Обе эти женщины с тяжёлой судьбой. Чжу Мин испытала все ужасы фашистского плена во время Великой отечественной войны советского народа, а Лю Айцин — тяжёлое нищенское детство в чужой семье, а в годы «культурной революции» переживания за отца, переносившего жесточайшие издевательства над ним, завершившиеся его кончиной в 1969 г., а также за моральные унижения и издевательства над его женой Ван Гуанмэй, просидевшей в те годы 11 лет в тюрьме. Чжу Мин и Лю Айцин написали честные и интересные книги воспоминаний об их отцах, чей вклад в победу народной революции в Китае в 1949 г., а затем и в строительстве КНР неоценим.
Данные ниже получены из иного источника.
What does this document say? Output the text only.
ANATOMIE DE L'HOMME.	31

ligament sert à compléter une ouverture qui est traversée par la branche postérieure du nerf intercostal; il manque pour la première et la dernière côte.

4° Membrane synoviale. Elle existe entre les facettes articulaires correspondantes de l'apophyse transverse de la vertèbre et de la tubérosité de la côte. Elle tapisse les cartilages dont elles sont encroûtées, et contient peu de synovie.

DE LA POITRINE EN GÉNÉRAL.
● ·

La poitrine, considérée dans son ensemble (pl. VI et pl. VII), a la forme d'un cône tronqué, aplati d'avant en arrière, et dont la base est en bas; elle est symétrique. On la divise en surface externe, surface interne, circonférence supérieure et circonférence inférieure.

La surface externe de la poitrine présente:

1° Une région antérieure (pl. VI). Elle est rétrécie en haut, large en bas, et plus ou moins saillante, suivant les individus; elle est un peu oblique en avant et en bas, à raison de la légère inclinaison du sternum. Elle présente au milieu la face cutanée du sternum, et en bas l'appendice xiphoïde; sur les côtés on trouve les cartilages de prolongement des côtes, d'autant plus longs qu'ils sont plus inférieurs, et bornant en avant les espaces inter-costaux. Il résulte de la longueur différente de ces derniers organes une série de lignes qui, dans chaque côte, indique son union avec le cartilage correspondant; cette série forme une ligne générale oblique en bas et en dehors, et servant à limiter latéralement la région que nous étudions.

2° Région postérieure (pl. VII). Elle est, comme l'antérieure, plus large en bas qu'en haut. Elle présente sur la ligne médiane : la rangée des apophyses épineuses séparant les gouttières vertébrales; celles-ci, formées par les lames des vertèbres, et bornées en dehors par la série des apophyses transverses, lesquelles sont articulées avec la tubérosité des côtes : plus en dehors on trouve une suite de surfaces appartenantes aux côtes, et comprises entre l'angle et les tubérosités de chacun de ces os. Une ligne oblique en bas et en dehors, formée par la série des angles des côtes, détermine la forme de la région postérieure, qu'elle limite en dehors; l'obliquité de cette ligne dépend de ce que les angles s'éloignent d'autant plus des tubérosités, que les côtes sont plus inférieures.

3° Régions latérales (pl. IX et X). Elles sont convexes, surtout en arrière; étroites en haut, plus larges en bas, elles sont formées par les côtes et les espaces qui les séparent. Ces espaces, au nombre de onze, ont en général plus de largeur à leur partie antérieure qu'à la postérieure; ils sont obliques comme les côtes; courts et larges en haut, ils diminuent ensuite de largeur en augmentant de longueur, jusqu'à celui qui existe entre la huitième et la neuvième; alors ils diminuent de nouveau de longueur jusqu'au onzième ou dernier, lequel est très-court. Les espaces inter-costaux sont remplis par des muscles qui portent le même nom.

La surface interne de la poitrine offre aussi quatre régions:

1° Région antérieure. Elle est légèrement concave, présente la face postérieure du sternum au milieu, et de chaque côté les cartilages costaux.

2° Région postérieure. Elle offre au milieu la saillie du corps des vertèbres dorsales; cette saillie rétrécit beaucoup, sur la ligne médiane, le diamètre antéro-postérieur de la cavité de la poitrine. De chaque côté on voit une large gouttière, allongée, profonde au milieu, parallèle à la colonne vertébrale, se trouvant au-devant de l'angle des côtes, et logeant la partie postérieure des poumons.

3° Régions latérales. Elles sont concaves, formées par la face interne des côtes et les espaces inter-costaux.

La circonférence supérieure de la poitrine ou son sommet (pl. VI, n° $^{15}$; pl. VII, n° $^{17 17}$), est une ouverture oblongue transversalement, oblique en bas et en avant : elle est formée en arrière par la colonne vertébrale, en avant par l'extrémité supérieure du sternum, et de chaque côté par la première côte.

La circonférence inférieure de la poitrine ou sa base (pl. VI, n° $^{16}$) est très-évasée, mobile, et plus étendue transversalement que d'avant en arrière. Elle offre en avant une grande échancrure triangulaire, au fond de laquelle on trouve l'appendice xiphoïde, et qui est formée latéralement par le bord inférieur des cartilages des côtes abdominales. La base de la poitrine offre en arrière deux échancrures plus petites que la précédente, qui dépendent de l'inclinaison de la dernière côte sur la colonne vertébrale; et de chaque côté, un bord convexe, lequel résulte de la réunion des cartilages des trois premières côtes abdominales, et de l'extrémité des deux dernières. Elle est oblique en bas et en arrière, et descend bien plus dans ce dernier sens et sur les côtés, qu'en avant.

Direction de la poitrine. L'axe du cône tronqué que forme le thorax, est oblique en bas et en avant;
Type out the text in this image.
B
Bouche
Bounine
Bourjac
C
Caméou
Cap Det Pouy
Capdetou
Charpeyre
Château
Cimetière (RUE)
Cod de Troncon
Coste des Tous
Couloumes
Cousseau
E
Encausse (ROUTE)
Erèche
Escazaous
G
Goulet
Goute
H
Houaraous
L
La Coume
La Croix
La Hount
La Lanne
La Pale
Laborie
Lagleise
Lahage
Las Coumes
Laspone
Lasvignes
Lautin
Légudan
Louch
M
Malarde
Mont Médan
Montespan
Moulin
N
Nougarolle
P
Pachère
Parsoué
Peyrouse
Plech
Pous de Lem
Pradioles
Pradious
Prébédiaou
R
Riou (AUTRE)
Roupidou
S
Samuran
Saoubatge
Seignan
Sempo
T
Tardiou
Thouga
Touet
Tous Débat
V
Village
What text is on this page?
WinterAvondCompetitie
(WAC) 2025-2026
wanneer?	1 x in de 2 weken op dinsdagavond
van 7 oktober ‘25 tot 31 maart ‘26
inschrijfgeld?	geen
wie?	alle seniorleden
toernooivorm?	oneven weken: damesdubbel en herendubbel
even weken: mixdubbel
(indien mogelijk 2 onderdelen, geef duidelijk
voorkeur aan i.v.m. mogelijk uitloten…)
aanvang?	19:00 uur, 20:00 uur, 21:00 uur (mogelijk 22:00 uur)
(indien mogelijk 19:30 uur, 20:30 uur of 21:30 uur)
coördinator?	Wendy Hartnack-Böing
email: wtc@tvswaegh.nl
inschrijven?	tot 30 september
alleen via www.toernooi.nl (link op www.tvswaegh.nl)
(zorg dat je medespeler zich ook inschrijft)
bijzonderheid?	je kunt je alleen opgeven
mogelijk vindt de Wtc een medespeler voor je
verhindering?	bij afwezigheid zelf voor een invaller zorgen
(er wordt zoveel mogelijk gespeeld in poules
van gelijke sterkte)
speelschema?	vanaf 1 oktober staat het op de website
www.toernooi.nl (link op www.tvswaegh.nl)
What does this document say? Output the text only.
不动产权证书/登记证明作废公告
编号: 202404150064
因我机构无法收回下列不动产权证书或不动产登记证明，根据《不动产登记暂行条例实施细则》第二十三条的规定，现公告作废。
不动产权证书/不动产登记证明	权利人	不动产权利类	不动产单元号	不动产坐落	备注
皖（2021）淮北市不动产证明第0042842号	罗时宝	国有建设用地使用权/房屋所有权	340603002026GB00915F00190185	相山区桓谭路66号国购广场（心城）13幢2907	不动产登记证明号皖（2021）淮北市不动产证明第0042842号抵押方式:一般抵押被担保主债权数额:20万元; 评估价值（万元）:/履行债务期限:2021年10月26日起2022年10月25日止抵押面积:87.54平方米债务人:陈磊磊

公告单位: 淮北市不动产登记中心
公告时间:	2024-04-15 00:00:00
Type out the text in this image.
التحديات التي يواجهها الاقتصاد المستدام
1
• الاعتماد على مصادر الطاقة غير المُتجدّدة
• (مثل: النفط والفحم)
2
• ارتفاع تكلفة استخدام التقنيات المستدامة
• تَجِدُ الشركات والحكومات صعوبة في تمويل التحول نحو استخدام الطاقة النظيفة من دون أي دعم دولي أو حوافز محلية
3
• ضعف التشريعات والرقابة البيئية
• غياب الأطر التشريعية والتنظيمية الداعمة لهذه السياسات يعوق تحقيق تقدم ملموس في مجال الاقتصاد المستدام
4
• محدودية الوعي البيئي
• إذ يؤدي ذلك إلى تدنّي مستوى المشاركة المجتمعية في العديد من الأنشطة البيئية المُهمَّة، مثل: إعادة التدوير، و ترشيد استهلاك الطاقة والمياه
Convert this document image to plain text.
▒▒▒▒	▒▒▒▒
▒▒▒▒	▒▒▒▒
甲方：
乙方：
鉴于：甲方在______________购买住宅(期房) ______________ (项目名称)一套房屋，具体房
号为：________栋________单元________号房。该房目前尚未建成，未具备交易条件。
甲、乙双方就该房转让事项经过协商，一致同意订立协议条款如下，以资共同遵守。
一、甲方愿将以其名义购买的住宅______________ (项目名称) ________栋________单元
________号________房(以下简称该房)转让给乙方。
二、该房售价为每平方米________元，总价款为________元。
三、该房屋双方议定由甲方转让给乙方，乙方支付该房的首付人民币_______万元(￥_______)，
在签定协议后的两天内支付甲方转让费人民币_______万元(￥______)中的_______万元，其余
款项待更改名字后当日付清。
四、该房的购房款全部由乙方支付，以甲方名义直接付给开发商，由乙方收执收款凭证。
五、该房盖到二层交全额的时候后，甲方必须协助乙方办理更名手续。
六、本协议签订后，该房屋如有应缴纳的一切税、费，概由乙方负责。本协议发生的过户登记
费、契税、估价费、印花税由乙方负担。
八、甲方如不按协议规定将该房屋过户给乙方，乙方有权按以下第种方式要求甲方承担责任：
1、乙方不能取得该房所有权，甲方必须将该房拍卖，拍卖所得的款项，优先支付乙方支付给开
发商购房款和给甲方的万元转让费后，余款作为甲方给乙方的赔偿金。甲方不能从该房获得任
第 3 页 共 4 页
В 2006 г. в Пекине вышла в свет на русском языке книга Чжу Мин «Мой отец Чжу Дэ». А в 2009 г. там же в переводе на русский была опубликована книга Лю Айцин «Мой отец Лю Шаоци», презентация которой состоялась в Институте Дальнего Востока РАН на заседании совместно с Центральным правлением Общества российско-китайской дружбы. Эти обе книги явились ценным вкладом не только в понимание личности этих выдающихся политических деятелей и духа времени, в которое они работали, но и ярко представили их чисто человеческие качества. Книги разные по стилю, содержат большой массив информации, которую не почерпнёшь больше нигде. Из их воспоминаний читатель узнает также, какими строгими к своим детям были и Лю Шаоци, и Чжу Дэ, в том числе не пользовались своим высоким положением в вопросе карьеры своих детей.

Шло время… Цзян Цин была помещена в больницу и постепенно окрепла. Вскоре она вернулась в отведённый ей особняк в Заречье, совершала прогулки, играла на бильярде, который пришёлся ей по нраву. Жизнь в Заречье шла по заведённому Минздравом СССР порядку. Через день приезжали врачи из Центральной больницы Четвёртого главного управления Минздрава СССР, наблюдая, как идёт адаптация к условиям Подмосковья, улучшается ли аппетит, физическое состояние. Надо сказать, что Цзян Цин довольно быстро набиралась сил. Стала совершать небольшие прогулки по территории, окружающей особняк. Иногда она любовалась открывавшимся видом — река и масса зелени. Ей нравилось Подмосковье. Время от времени её навещали Лю Шаоци, Гао Ган и Ван Цзясян, которые находились в Москве нелегально в июне-августе 1949 г. с ответственным государственным визитом. В Заречье её навещали чаще других Ван Цзясян — будущий первый посол КНР в Советском Союзе и его жена Чжу Чжунли. Цзян Цин получала письма и посылки из дома. Однажды она спросила меня, знаю ли я такой фрукт — личжи. Я ответила, что слышу о нём впервые. Дней через 10 при одном из моих очередных посещений Цзян Цин она пригласила меня к столу, на котором стояла ваза с фруктами, присланными из Китая.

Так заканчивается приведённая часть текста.